Perché i professionisti passano agli forni a radiazioni infrarosse
La maggior parte dei forni si limita a riscaldare l’aria, sperando che sia sufficiente per ottenere buoni risultati. Ma l’aria è un mezzo lento per trasmettere il calore. Chi ha mai dovuto aspettare a lungo perché il forno raggiungesse la temperatura desiderata, sa bene quanto possa essere frustrante. Ecco perché i migliori panificatori utilizzano emettitori a radiazioni infrarosse. Invece di riscaldare l’aria intorno al pane, questi dispositivi utilizzano tecnologia a base di quarzo e halogeni per trasmettere il calore direttamente nell’impasto.
È un cambiamento radicale nel modo in cui il calore viene trasmesso. Immaginate il sole: non sentite prima il calore dell’aria intorno a voi, ma subito il calore del sole sulla pelle. È esattamente lo stesso principio qui: le onde infrarosse viaggiano in linea retta e colpiscono il pane, facendo vibrare le molecole e generando calore sul posto.
Questo è il segreto di quel “risultato perfetto” ottenuto dai forni a radiazioni infrarosse: il pane cresce rapidamente verso l’alto, raggiungendo così l’altezza ideale prima che la crosta sigilli tutto insieme.
Quando costruiamo questi dispositivi, utilizziamo vetro di quarzo ad alta purezza. Perché? Perché può resistere a temperature elevate senza rompersi.
Tuttavia, bisogna fare attenzione alla potenza utilizzata. Un tubo ad alta potenza permette di ottenere una crosta ben cotta, ma se si esagera senza controllare la tensione e i cavi elettrici, si rischia di danneggiare i componenti del forno. È necessario trovare un equilibrio.
Dal punto di vista degli accessori, di solito utilizziamo connettori tipo R7 o SK15. Sono semplici da utilizzare, si fissano bene e funzionano bene con la maggior parte delle apparecchiature industriali. Inoltre, si può scegliere il tipo di vetro: quarzo trasparente, se si vuole che il calore penetri in profondità nell’impasto; oppure tubi rivestiti, se si vuole che il calore si distribuisca in modo più uniforme.
Un aspetto importante da tenere presente è che le radiazioni infrarosse generano un calore molto intenso in una zona specifica.

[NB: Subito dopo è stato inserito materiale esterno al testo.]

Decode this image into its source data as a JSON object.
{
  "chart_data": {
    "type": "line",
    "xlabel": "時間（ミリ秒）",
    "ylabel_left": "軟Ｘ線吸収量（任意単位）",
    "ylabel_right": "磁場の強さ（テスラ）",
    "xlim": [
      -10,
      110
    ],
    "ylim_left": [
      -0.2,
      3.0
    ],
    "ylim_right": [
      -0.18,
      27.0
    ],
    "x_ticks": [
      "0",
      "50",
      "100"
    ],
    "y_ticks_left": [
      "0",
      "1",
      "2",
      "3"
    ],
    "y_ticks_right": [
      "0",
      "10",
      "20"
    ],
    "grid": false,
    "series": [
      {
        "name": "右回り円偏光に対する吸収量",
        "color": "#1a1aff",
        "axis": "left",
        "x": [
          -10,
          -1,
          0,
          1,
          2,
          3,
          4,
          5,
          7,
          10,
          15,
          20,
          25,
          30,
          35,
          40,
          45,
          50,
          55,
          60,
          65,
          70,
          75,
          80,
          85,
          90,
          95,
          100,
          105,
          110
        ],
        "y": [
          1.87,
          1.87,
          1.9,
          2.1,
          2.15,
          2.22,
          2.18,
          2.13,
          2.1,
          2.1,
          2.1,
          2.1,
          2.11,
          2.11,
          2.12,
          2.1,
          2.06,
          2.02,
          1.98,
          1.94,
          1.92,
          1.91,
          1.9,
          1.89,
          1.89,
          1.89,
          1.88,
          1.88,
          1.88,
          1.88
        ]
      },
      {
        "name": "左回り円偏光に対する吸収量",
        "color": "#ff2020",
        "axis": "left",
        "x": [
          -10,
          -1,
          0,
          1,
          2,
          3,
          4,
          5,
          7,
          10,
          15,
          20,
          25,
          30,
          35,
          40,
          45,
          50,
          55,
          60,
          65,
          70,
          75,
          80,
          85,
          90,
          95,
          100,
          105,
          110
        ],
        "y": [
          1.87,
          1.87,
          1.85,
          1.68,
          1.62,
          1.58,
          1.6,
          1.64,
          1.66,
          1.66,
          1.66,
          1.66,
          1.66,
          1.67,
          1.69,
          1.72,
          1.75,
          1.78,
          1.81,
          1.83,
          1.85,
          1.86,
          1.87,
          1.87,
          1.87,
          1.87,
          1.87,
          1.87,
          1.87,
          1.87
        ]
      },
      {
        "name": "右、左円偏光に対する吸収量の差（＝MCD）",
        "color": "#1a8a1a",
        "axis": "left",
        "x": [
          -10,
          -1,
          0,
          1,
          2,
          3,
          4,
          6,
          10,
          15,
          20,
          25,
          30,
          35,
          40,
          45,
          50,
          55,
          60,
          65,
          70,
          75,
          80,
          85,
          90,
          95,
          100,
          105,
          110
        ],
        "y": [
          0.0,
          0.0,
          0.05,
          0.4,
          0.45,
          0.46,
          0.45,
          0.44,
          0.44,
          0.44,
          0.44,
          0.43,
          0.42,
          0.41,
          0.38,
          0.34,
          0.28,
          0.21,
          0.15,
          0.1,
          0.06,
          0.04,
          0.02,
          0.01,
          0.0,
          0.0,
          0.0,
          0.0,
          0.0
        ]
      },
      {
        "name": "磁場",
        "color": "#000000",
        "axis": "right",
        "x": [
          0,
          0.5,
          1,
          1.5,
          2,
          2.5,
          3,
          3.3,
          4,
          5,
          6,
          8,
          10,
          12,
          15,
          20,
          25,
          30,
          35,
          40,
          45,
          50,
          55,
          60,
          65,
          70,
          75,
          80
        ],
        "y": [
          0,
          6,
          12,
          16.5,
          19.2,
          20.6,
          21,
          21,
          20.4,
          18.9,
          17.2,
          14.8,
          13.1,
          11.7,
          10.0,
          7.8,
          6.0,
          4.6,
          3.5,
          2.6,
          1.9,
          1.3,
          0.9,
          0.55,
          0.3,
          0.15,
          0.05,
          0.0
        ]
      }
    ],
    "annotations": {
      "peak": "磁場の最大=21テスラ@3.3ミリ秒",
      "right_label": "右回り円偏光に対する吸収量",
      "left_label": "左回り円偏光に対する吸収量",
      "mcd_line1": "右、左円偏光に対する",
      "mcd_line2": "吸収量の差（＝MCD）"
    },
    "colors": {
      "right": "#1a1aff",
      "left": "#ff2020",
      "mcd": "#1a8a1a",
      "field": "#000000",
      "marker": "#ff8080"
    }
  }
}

Questo è ottimo per la crosta, ma mette a dura prova il sistema di ventilazione del forno. Se il sistema di raffreddamento non riesce a gestire il calore generato, i connettori potrebbero deteriorarsi nel tempo. Bisogna quindi prestare attenzione a questo aspetto.
In definitiva, l’uso delle radiazioni infrarosse nei forni a convezione semplifica notevolmente il lavoro. I tempi di preriscaldamento diminuiscono, e si ha maggiore controllo sulla reazione di Maillard che conferisce al pane quel colore dorato.
Si tratta semplicemente di utilizzare lo strumento giusto per ogni compito: le radiazioni infrarosse per la crosta, la convezione per l’impasto.